Electric Vehicles: Setting the Record Straight on Lithium Availability - revorad
http://www.ensec.org/index.php?option=com_content&view=article&id=213:the-future-of-electric-vehicles-setting-the-record-straight-on-lithium-availability&catid=98:issuecontent0809&Itemid=349
======
hristov
The supposed lithium shortage has always been a red herring used by oil
supporters. The theory goes something like this "if we rely too much on
electric vehicles and hybrids we will switch from reliance on oil exporting
countries to reliance on lithium exporting countries, which will be just as
bad or even worse." Then the oil supporter starts drawing a scary picture of
evil socialist Bolivia which is poised to take over the US economy with its
vast lithium deposits.

Of course this ignores a couple of things -- (i) lithium is not that rare, and
is not only found in Bolivia and most importantly (ii) lithium is not used up
or destroyed in batteries.

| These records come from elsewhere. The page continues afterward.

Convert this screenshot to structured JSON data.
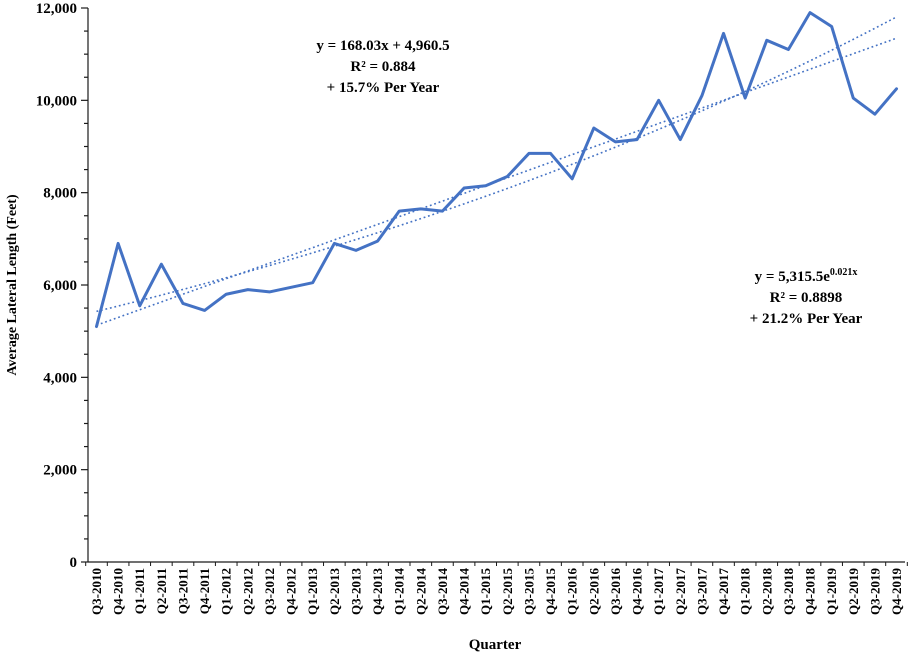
{
  "chart_data": {
    "type": "line",
    "title": "",
    "xlabel": "Quarter",
    "ylabel": "Average Lateral Length (Feet)",
    "ylim": [
      0,
      12000
    ],
    "y_major_step": 2000,
    "y_minor_step": 500,
    "y_tick_labels": [
      "0",
      "2,000",
      "4,000",
      "6,000",
      "8,000",
      "10,000",
      "12,000"
    ],
    "grid": false,
    "legend": "none",
    "categories": [
      "Q3-2010",
      "Q4-2010",
      "Q1-2011",
      "Q2-2011",
      "Q3-2011",
      "Q4-2011",
      "Q1-2012",
      "Q2-2012",
      "Q3-2012",
      "Q4-2012",
      "Q1-2013",
      "Q2-2013",
      "Q3-2013",
      "Q4-2013",
      "Q1-2014",
      "Q2-2014",
      "Q3-2014",
      "Q4-2014",
      "Q1-2015",
      "Q2-2015",
      "Q3-2015",
      "Q4-2015",
      "Q1-2016",
      "Q2-2016",
      "Q3-2016",
      "Q4-2016",
      "Q1-2017",
      "Q2-2017",
      "Q3-2017",
      "Q4-2017",
      "Q1-2018",
      "Q2-2018",
      "Q3-2018",
      "Q4-2018",
      "Q1-2019",
      "Q2-2019",
      "Q3-2019",
      "Q4-2019"
    ],
    "series": [
      {
        "name": "Average Lateral Length",
        "values": [
          5100,
          6900,
          5550,
          6450,
          5600,
          5450,
          5800,
          5900,
          5850,
          5950,
          6050,
          6900,
          6750,
          6950,
          7600,
          7650,
          7600,
          8100,
          8150,
          8350,
          8850,
          8850,
          8300,
          9400,
          9100,
          9150,
          10000,
          9150,
          10100,
          11450,
          10050,
          11300,
          11100,
          11900,
          11600,
          10050,
          9700,
          10250
        ]
      }
    ],
    "trendlines": [
      {
        "kind": "linear",
        "slope": 168.03,
        "intercept": 4960.5,
        "equation": "y = 168.03x + 4,960.5",
        "r_squared": "R² = 0.884",
        "growth_note": "+ 15.7% Per Year"
      },
      {
        "kind": "exponential",
        "coef": 5315.5,
        "rate": 0.021,
        "equation": "y = 5,315.5e^0.021x",
        "r_squared": "R² = 0.8898",
        "growth_note": "+ 21.2% Per Year"
      }
    ],
    "colors": {
      "series": "#4472C4",
      "trendline": "#4472C4",
      "axis": "#1a1a1a",
      "text": "#000000",
      "background": "#ffffff"
    }
  },
  "annotations": {
    "linear": {
      "line1": "y = 168.03x + 4,960.5",
      "line2": "R² = 0.884",
      "line3": "+ 15.7% Per Year"
    },
    "exp": {
      "line1_base": "y = 5,315.5e",
      "line1_sup": "0.021x",
      "line2": "R² = 0.8898",
      "line3": "+ 21.2% Per Year"
    }
  }
}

It can be recycled. So it is very unlikely that we
will get into the situation of progressively using up all the lithium supply
and having a lithium crisis and so on.

------
iigs
This topic is as fascinating to me as it is impenetrable. I'd love to
understand what he's saying but get balled up in the abbreviations and not
understanding how to calculate how much lithium is usable from each mined
mineral.

Not to be too USA Today, but my understanding would certainly benefit from a
couple pictures/graphs.